Matt Kupfer '12 named Carnegie junior fellow
Alumnus rejoices in award, encourages others to study abroad
Matthew Kupfer, who has been studying advanced Russian in St. Petersburg since graduating Brandeis Phi Beta Kappa last year, has been named a junior fellow at the Washington, D.C.-based Carnegie Endowment for International Peace.
A double major in international and global studies and anthropology with a minor in Russian studies, Kupfer has long been deeply interested in Russia and Central Asia. He wrote his honors thesis on “Interethnic Conflict in Southern Kyrgyzstan” after witnessing the conflict in Osh firsthand while living with an Uzbek family during a summer internship.
The Carnegie fellowship “is a great thing – I get paid to do what I really enjoy doing,” Kupfer said in a recent telephone conversation from St. Petersburg, where he said he is “living with a Russian family, blogging and doing a little bit of journalism under the table.”
He reports and writes for EurasiaNet.org, which will soon publish an article he has written on the Jews of Kyrgyzstan, and blogs at registan.net on Central Asian politics, culture and development.
Kupfer said he hopes the Carnegie fellowship, during which he will research critical issues in world and regional politics “will give me a greater sense of what I want to accomplish in this field and what I might do next.” But he is in no hurry, as he notes that “Russia has an enormous presence in Central Asia and Central Asia is a major topic in Russia. I don’t have to decide yet.”
Kupfer stressed the benefits of studying overseas as an undergraduate, “especially if you do it with the intent of really learning about a country or learning a language. It really helps you get a new perspective.”
He also encouraged others to enter his specific area of interest. “There are a lot of very important issues in Russia and post-Soviet Central Asia in general that are sometimes overlooked,” he said. “It’s not too trendy right now.”
Since graduation, Kupfer has been studying in the Overseas Flagship Program in St. Petersburg, a prestigious Russian language program administered by the American Councils of Teachers of Russian for students who aspire to professional fluency. The program concludes May 17, after which he plans to travel to Kazakhstan, visit his family in Phoenix and look for a place to live in Washington.

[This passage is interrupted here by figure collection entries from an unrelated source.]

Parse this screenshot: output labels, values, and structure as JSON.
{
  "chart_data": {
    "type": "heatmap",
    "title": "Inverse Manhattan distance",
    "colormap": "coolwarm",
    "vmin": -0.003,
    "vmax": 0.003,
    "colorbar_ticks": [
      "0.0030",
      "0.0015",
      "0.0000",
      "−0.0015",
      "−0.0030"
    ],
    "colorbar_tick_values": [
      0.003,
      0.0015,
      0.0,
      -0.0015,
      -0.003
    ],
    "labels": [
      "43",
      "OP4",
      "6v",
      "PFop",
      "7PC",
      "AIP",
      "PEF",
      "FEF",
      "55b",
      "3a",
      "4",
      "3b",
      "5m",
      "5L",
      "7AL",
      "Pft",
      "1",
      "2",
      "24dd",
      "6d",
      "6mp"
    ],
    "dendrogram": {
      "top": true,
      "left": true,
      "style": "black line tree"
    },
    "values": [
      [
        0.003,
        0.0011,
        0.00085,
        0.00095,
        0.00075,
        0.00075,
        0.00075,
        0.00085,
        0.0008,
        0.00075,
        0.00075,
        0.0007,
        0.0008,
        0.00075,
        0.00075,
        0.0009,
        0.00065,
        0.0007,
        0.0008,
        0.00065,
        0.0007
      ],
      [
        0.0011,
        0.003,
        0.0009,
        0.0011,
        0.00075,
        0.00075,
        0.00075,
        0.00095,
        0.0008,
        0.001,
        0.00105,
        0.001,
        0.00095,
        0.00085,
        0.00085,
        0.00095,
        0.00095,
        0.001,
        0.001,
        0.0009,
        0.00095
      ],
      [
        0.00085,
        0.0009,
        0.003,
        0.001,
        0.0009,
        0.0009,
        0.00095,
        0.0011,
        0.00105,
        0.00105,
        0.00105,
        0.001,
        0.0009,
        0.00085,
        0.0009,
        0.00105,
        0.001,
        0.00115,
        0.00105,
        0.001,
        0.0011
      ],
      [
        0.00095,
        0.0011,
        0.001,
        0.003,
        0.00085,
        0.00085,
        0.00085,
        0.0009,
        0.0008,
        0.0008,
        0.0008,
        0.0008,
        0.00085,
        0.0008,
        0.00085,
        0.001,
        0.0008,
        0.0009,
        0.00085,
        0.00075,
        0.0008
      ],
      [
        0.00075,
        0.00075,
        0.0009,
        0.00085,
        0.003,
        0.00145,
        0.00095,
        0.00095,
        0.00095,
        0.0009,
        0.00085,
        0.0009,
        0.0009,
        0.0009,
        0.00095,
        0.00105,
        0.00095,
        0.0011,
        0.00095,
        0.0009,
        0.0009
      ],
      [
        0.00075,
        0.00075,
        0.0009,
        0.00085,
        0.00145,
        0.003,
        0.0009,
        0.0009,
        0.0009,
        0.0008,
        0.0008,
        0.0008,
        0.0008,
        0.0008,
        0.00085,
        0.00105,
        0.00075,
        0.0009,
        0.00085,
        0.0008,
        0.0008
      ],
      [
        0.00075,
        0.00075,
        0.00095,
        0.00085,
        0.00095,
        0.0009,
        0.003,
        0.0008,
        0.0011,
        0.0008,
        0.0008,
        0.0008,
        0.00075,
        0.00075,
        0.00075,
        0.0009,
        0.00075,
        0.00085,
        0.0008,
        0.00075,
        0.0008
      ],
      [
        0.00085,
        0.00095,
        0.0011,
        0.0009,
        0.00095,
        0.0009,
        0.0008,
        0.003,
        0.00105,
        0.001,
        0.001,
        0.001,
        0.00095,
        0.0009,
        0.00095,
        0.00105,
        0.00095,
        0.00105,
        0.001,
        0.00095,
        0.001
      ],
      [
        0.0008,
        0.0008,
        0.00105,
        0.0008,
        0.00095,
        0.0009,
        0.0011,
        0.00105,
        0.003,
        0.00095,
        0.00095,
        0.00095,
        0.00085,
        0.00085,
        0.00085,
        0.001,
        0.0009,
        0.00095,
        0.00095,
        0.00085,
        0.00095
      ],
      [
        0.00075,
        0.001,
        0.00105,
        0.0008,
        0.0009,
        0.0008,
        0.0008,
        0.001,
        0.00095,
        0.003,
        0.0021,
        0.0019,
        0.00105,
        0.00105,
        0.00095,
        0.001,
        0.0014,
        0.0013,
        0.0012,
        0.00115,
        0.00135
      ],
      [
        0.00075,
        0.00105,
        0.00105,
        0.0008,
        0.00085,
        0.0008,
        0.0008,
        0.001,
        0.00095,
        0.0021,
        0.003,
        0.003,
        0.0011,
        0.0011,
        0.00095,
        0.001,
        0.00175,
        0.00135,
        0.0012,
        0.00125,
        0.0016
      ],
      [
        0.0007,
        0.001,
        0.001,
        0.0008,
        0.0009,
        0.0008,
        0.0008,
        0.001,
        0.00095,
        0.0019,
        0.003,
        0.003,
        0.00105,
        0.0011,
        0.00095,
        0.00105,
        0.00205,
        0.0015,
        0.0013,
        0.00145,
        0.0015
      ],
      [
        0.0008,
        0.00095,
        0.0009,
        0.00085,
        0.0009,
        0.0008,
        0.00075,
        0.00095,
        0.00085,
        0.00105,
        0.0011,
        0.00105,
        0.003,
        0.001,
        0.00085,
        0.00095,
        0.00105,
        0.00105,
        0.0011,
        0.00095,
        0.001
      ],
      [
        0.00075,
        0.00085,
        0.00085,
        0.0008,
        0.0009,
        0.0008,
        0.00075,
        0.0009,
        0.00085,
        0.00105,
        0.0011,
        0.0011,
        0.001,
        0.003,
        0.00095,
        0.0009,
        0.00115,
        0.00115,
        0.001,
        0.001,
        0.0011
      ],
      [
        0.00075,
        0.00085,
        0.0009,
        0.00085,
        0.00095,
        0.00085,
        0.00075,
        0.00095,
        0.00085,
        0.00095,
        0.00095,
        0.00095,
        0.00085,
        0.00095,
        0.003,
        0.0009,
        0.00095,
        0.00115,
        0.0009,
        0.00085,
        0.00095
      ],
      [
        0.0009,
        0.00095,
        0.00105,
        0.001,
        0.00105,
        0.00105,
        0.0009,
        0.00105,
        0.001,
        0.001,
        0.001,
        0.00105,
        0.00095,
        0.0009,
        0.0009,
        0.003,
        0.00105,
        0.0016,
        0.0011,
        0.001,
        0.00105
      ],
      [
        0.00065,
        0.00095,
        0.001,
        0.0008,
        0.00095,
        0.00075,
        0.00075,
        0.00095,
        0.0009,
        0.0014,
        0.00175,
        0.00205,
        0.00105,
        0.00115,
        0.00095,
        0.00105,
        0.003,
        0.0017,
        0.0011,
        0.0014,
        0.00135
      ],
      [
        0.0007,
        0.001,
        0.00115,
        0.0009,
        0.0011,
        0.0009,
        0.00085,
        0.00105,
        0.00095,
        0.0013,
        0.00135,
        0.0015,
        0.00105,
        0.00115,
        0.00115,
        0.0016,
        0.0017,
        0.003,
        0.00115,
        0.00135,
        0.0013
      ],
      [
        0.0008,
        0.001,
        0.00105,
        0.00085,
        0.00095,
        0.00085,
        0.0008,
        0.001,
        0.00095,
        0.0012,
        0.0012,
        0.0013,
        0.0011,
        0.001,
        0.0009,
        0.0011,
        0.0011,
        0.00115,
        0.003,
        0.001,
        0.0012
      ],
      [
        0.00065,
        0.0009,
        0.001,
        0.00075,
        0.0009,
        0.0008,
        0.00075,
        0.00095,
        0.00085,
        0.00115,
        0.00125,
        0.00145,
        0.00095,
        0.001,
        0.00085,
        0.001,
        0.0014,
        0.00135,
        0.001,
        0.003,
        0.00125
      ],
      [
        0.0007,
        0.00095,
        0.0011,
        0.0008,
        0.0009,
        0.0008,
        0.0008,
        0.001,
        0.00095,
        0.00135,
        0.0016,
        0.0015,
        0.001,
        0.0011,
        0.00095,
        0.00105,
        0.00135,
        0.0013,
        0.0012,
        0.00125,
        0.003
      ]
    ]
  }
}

As a junior fellow, Kupfer will provide research assistance to associates of the Carnegie Endowment’s Russian/Eurasian projects. In the past, junior fellows have had the opportunity to conduct research for books, co-author journal articles and policy papers, participate in meetings with high-level officials, contribute to congressional testimony and organize briefings attended by scholars, activists, journalists and government officials.